Il me semblerait intéressant d’avoir un débat sur la façon dont le pouvoir a pu être repris par les organisations dans ces comités alors que jusqu’à la fin il y avait une résistance, constamment réaffirmée à la coordination par exemple, à cette récupération. Témoin le débat houleux à une des dernières assemblées générales de coordination sur le problème des banderoles et sur l’acharnement que mettait le collectif Eva Forest à vouloir apparaître en tant que tel. Il y a même eu un chantage incroyable fait par une des militantes de ce collectif consistant à dire : si vous ne voulez pas que nous apparaissions en tant que collectif, nous n’irons pas et « cela fera des milliers de personnes en moins » (ce qui d’ailleurs était peut-être surestimer l’implantation du collectif !).
Je pense que dire que cela tient à ce genre de projet, à son caractère « humanisant », etc., et en quelque sorte dire d’avance, en théorie, que ce type d’entreprise ne peut pas devenir autre chose que ce qu’il a été, c’est aussi évacuer le problème, et présupposer qu’il n’y a pas de dynamique interne dans une lutte et de possibilité de transformation des objectifs de la lutte par l’action menée en commun.

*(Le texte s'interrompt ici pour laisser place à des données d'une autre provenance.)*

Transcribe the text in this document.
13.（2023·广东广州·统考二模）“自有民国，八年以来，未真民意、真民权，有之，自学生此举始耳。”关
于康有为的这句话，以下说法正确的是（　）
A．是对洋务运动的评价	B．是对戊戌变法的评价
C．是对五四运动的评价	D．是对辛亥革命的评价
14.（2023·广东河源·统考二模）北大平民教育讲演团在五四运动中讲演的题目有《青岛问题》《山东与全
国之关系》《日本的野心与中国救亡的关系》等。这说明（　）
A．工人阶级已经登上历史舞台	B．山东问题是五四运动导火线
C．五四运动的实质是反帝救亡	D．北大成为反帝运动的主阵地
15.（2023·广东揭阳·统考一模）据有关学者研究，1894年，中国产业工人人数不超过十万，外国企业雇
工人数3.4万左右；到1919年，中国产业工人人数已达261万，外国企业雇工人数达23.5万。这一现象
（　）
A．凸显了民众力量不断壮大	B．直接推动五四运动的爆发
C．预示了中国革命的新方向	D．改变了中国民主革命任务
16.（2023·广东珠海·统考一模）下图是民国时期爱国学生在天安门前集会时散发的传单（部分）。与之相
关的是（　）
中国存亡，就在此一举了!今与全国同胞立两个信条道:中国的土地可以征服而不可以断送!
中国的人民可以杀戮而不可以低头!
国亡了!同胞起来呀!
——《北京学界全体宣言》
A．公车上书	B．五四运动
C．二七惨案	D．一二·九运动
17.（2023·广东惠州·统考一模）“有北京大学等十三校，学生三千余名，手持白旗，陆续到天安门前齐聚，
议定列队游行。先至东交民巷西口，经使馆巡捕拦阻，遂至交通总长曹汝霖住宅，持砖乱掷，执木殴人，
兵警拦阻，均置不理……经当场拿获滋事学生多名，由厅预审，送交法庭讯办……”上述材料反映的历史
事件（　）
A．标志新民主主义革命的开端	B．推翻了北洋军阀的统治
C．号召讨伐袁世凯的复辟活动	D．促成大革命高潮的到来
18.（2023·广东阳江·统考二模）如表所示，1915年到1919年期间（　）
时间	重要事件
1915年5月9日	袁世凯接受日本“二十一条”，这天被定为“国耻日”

Personnellement je trouve qu’il serait plus positif que les comités, s’ils font des bilans, discutent sur la façon dont ça s’est passé au sein des comités (problèmes des tâches matérielles, contenu des débats qui ont été menés, conflits et tensions) que cette réflexion soit collectée et qu’on voit pourquoi on n’a pas pu imaginer autre chose, pourquoi l’ultime recours quand on sentait que ça foirait était de se dire que la marche ne serait qu’une étape, et ce qu’il y a dans nos têtes qui nous fait accepter de perdre petit à petit le pouvoir qu’on peut avoir sur notre propre lutte.